With 5 days between us and the spring election, a recurring feeling has been, "Where have all the supervising judges gone?"
The supervising judge is the person in charge of the polling place and we're scrambling to fill 175 slots for Tuesday. We have about 30 new supervising judges, election workers taking on this expanded responsibility, for this election.
Not too long ago--in 2012--we had 275 working in the November presidential election.
We had 182 in the November 2014 election.
We've lost supervising judges through attrition, but as we consolidated polling places, it wasn't a concern. Now, it is, and will be one, majorly, heading into 2016.
We'll be taking a new approach, having promoted a new person to the assistant election commissioner role over this area and soon to be filling the election worker manager position with a seasoned veteran who has worked at Wyandotte County and will be coming back to Johnson County where he worked 8 years ago.
The goal will be to create a supervising judge and a deputy supervising judge at each polling place.
That's not to say it's an achievable goal, but is definitely an aspirational one. That way, should we lose a supervising judge as we come down to the wire (illness, travel, family emergency, etc.), we'll have someone trained and ready to step in.
This will require two major pushes: 1) an exhaustive recruitment of new workers and 2) regular training beginning this summer to prepare this new crop for next year. We never have trained workers out of cycle, but we will need to as we seek to add about 800 workers in general for 2016.
Part of the shortage is a simple fallout of workers who retire following a November election. Also, though, the reduction in polling places seemed like a trend that would continue, and it did--but we hit the nub in 2014. 182 is the minimum we can have for a November election.
But that's the gubernatorial election. We are expecting an 80 percent turnout in 2016 and, right now, with advance voting sites unknown and prospects reduced because the improving economy reduces potential vacant storefronts that can be used as advance sites, we're going to need every polling place (and election worker) we can get.

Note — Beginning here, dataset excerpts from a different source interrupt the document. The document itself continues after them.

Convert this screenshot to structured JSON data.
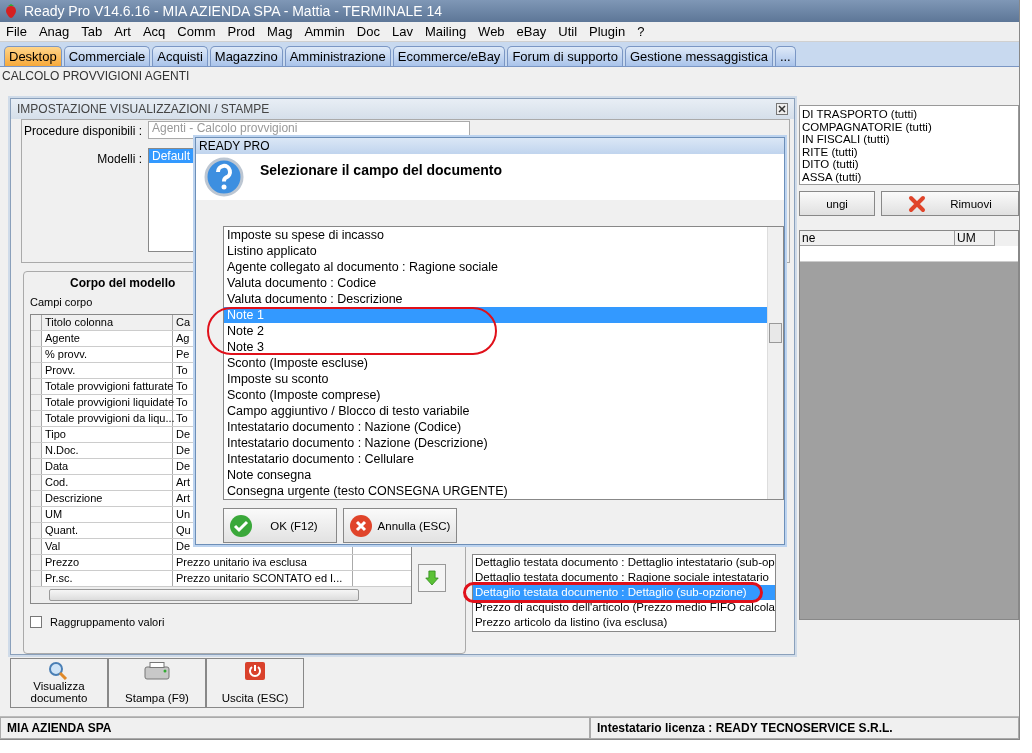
{
  "window": {
    "title": "Ready Pro V14.6.16 - MIA AZIENDA SPA - Mattia - TERMINALE 14"
  },
  "menu": [
    "File",
    "Anag",
    "Tab",
    "Art",
    "Acq",
    "Comm",
    "Prod",
    "Mag",
    "Ammin",
    "Doc",
    "Lav",
    "Mailing",
    "Web",
    "eBay",
    "Util",
    "Plugin",
    "?"
  ],
  "tabs": [
    {
      "label": "Desktop",
      "selected": true
    },
    {
      "label": "Commerciale",
      "selected": false
    },
    {
      "label": "Acquisti",
      "selected": false
    },
    {
      "label": "Magazzino",
      "selected": false
    },
    {
      "label": "Amministrazione",
      "selected": false
    },
    {
      "label": "Ecommerce/eBay",
      "selected": false
    },
    {
      "label": "Forum di supporto",
      "selected": false
    },
    {
      "label": "Gestione messaggistica",
      "selected": false
    },
    {
      "label": "...",
      "selected": false
    }
  ],
  "section_title": "CALCOLO PROVVIGIONI AGENTI",
  "background_panel": {
    "list": [
      "DI TRASPORTO (tutti)",
      "COMPAGNATORIE (tutti)",
      "IN FISCALI (tutti)",
      "RITE (tutti)",
      "DITO (tutti)",
      "ASSA (tutti)"
    ],
    "buttons": [
      {
        "label": "ungi",
        "kind": "plain"
      },
      {
        "label": "Rimuovi",
        "kind": "remove"
      }
    ],
    "grid_columns": [
      "ne",
      "UM"
    ]
  },
  "settings_window": {
    "title": "IMPOSTAZIONE VISUALIZZAZIONI / STAMPE",
    "procedure_label": "Procedure disponibili :",
    "procedure_value": "Agenti - Calcolo provvigioni",
    "models_label": "Modelli :",
    "models": [
      {
        "label": "Default",
        "selected": true
      }
    ],
    "body_title": "Corpo del modello",
    "fields_label": "Campi corpo",
    "grid_columns": [
      "Titolo colonna",
      "Ca"
    ],
    "grid_rows": [
      [
        "Agente",
        "Ag"
      ],
      [
        "% provv.",
        "Pe"
      ],
      [
        "Provv.",
        "To"
      ],
      [
        "Totale provvigioni fatturate",
        "To"
      ],
      [
        "Totale provvigioni liquidate",
        "To"
      ],
      [
        "Totale provvigioni da liqu...",
        "To"
      ],
      [
        "Tipo",
        "De"
      ],
      [
        "N.Doc.",
        "De"
      ],
      [
        "Data",
        "De"
      ],
      [
        "Cod.",
        "Art"
      ],
      [
        "Descrizione",
        "Art"
      ],
      [
        "UM",
        "Un"
      ],
      [
        "Quant.",
        "Qu"
      ],
      [
        "Val",
        "De"
      ],
      [
        "Prezzo",
        "Prezzo unitario iva esclusa"
      ],
      [
        "Pr.sc.",
        "Prezzo unitario SCONTATO ed I..."
      ]
    ],
    "grouping": {
      "label": "Raggruppamento valori",
      "checked": false
    },
    "field_list": [
      {
        "label": "Dettaglio testata documento : Dettaglio intestatario (sub-op",
        "selected": false
      },
      {
        "label": "Dettaglio testata documento : Ragione sociale intestatario",
        "selected": false
      },
      {
        "label": "Dettaglio testata documento : Dettaglio (sub-opzione)",
        "selected": true
      },
      {
        "label": "Prezzo di acquisto dell'articolo (Prezzo medio FIFO calcola",
        "selected": false
      },
      {
        "label": "Prezzo articolo da listino (iva esclusa)",
        "selected": false
      }
    ]
  },
  "dialog": {
    "title": "READY PRO",
    "heading": "Selezionare il campo del documento",
    "items": [
      {
        "label": "Imposte su spese di incasso",
        "selected": false
      },
      {
        "label": "Listino applicato",
        "selected": false
      },
      {
        "label": "Agente collegato al documento : Ragione sociale",
        "selected": false
      },
      {
        "label": "Valuta documento : Codice",
        "selected": false
      },
      {
        "label": "Valuta documento : Descrizione",
        "selected": false
      },
      {
        "label": "Note 1",
        "selected": true
      },
      {
        "label": "Note 2",
        "selected": false
      },
      {
        "label": "Note 3",
        "selected": false
      },
      {
        "label": "Sconto (Imposte escluse)",
        "selected": false
      },
      {
        "label": "Imposte su sconto",
        "selected": false
      },
      {
        "label": "Sconto (Imposte comprese)",
        "selected": false
      },
      {
        "label": "Campo aggiuntivo / Blocco di testo variabile",
        "selected": false
      },
      {
        "label": "Intestatario documento : Nazione (Codice)",
        "selected": false
      },
      {
        "label": "Intestatario documento : Nazione (Descrizione)",
        "selected": false
      },
      {
        "label": "Intestatario documento : Cellulare",
        "selected": false
      },
      {
        "label": "Note consegna",
        "selected": false
      },
      {
        "label": "Consegna urgente (testo CONSEGNA URGENTE)",
        "selected": false
      }
    ],
    "buttons": [
      {
        "label": "OK (F12)",
        "kind": "ok"
      },
      {
        "label": "Annulla (ESC)",
        "kind": "cancel"
      }
    ]
  },
  "actions": [
    {
      "label": "Visualizza documento",
      "kind": "view"
    },
    {
      "label": "Stampa (F9)",
      "kind": "print"
    },
    {
      "label": "Uscita (ESC)",
      "kind": "exit"
    }
  ],
  "status_bar": [
    "MIA AZIENDA SPA",
    "Intestatario licenza : READY TECNOSERVICE S.R.L."
  ]
}
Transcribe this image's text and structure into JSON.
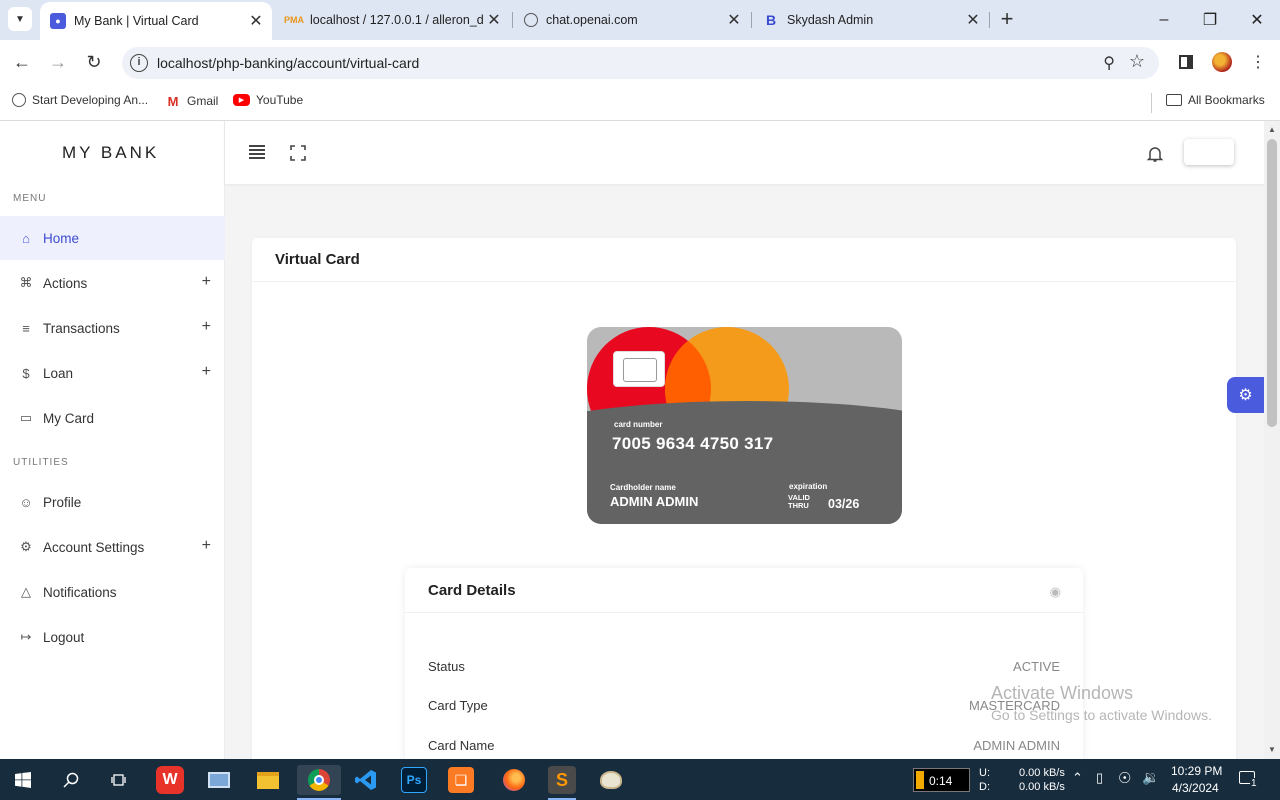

The situation also illuminates one thing we desperately need out of the potential pending state legislation to move spring elections to the fall. Whether it passes to move them to the fall of odd or even years (we prefer odd), we're hoping the requirement that schools keeping children out of schools on election day is vital.
If it's a holiday or teacher workday, either way we'd get the use of the school as a polling place.
As a point of reference, of the 175 polling places we are using in this election, only 2 are schools.
Schools represent a major upside potential in our expansion plans for 2016.
If only there was such low-hanging fruit for supervising judges.